Larry Thack wishes to acknowledge and bewail your manifold sins and wickedness

There are still 93 trees visible from my seat at the window. This number fluctuates, but the one time I really focused it was 93, so that’s a number I trust. I also trust our legal system, but only because I have no involvement with it. I’ve added moss to the list of things I can’t grow. I’ve abandoned a few things as well: religion, of course. Discipline no longer seems like a thing – maybe it’s just winter. Taco Tuesday is a ghost as well. It still happens a couple times a month, but it’s just one dish and nobody shows up. The Tervis tumbler collection has taken over the entire cupboard, but I only ever use a couple of them. Twice I’ve been the “suspicious person” on a NextDoor post. Living without a microwave is one of the wisest things a person can do. Stopping at yellow lights is no longer a weakness of mine, in fact I’ve really been working on this a lot – I’m practically colorblind when it comes to making good time. My banker just asked me for a tip – is that normal? I’m making book recommendations to myself. I sent out a few Christmas gifts but they were not reciprocated. My teams are somehow over and underrated.
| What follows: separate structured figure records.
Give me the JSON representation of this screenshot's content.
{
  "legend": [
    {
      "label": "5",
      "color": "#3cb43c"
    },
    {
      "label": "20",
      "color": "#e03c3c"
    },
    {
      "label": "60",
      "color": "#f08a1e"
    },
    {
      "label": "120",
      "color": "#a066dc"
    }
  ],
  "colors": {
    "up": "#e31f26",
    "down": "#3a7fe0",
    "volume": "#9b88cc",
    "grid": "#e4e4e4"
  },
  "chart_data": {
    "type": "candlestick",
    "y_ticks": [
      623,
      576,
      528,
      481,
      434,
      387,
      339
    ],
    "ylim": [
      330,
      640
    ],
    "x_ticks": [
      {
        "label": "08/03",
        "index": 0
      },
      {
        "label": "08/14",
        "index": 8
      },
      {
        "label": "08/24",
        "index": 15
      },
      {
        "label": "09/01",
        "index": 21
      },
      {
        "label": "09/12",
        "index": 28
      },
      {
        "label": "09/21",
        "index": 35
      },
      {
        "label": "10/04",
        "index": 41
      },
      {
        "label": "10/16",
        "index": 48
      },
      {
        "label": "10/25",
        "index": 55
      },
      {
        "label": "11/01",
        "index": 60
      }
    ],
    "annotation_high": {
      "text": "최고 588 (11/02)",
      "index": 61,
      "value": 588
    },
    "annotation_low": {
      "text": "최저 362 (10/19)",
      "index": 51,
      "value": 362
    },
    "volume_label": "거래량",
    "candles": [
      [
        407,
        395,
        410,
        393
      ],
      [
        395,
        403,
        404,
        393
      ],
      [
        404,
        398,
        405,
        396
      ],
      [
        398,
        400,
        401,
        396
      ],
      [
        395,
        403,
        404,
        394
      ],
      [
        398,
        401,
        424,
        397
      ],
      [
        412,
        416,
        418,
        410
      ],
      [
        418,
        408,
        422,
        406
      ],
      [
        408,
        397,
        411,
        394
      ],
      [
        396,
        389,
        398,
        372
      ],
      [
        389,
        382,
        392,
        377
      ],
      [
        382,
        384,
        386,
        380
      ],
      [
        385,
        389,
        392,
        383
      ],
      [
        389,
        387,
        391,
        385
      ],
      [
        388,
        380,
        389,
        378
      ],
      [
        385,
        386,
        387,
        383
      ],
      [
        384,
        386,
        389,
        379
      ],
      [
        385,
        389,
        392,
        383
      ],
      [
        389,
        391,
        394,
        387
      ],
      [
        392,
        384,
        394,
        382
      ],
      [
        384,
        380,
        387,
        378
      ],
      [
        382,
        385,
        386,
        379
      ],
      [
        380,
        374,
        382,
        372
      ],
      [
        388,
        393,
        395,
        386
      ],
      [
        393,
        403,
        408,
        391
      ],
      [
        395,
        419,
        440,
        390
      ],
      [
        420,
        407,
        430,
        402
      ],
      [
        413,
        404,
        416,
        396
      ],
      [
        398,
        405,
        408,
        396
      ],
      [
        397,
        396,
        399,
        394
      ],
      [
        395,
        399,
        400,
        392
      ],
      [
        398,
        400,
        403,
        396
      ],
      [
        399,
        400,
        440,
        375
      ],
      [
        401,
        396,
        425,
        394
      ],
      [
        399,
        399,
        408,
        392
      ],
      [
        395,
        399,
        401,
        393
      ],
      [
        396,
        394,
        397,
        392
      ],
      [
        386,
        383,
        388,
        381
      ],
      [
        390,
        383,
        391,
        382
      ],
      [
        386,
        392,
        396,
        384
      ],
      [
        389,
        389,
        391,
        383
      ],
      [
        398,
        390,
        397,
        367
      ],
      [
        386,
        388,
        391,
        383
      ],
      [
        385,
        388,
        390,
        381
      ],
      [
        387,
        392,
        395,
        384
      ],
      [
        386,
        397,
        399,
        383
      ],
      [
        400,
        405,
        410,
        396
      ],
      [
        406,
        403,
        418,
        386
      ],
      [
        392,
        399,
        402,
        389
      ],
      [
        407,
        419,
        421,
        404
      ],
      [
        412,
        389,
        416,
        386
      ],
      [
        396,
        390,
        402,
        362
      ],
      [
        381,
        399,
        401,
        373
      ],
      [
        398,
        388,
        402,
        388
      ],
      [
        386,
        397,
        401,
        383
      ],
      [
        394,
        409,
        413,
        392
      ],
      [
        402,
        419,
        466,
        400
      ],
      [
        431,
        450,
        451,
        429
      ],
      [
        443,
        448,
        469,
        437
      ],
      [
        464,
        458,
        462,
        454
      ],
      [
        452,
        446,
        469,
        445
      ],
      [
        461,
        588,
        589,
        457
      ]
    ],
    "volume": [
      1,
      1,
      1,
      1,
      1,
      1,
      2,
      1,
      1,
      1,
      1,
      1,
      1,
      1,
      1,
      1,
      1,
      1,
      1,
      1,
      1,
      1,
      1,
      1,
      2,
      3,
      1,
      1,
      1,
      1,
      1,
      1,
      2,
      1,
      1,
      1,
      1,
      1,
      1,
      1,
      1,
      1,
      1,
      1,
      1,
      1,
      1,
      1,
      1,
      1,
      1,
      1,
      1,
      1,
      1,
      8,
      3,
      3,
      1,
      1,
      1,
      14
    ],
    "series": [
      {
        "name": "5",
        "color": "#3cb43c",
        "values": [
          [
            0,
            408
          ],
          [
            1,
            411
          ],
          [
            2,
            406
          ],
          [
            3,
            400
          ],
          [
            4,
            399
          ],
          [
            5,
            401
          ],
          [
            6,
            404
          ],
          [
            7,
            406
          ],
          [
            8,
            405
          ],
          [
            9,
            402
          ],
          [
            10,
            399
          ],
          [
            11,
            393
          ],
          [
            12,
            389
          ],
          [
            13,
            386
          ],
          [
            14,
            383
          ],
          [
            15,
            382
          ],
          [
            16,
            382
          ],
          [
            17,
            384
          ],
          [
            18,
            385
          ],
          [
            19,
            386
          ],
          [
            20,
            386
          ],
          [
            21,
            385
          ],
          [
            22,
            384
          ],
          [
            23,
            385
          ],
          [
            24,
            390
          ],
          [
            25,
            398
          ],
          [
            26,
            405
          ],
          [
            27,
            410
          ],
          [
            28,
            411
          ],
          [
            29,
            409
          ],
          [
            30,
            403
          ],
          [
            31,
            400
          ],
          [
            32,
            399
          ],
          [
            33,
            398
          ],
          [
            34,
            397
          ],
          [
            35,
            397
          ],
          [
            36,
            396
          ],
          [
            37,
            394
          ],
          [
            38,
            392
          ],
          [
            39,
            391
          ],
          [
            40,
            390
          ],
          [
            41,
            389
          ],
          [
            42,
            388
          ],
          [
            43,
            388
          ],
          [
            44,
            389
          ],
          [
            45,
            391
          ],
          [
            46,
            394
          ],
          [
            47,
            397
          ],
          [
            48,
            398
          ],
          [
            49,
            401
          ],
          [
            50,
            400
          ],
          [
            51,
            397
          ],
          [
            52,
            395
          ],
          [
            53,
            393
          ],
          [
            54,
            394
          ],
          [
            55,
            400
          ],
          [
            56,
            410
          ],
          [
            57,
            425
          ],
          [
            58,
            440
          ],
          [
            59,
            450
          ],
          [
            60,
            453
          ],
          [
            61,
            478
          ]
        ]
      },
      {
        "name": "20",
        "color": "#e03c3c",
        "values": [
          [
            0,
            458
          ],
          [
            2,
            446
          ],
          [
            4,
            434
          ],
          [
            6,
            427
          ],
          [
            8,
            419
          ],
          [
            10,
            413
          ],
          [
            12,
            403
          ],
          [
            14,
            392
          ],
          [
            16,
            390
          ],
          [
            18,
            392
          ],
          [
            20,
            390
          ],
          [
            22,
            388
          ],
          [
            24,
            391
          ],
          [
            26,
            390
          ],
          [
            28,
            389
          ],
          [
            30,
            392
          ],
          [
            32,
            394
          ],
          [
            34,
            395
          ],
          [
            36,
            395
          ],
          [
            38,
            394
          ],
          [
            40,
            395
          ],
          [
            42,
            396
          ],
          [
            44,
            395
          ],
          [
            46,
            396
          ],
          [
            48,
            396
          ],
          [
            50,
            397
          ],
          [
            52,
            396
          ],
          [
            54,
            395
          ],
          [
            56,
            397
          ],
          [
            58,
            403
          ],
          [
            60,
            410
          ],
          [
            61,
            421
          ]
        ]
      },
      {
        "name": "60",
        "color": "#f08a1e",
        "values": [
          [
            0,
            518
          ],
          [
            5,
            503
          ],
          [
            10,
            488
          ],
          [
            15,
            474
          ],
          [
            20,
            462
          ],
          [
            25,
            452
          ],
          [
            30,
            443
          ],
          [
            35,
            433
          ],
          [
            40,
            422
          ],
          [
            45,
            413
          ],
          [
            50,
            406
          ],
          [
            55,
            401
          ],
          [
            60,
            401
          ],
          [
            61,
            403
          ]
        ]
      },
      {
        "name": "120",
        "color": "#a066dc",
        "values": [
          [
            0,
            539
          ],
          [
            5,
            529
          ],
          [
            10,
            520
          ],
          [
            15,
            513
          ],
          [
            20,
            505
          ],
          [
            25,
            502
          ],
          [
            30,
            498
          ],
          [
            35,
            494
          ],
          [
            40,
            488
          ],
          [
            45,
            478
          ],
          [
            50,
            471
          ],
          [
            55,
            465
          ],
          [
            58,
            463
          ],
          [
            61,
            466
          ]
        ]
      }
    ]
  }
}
For some reason I now owe thousands of dollars every year in taxes since I delegated that to the accountant – what’s that all about? I’m the only person in the state without one of those puffy winter jackets. The internet never works. I’m not much of a birder, but whatever the worst birds are, those seem to like my feeders. I have seen none of the movies nominated for Oscars, and there will not be a party. I will try to make friends with a tennis ball machine this weekend, but it’ll rain. My car was stolen by a millionaire.
It’s been 379 months (in Thack years) since I’ve had an actual conversation with another human. Always thinking of you – it’s kind’ve annoying.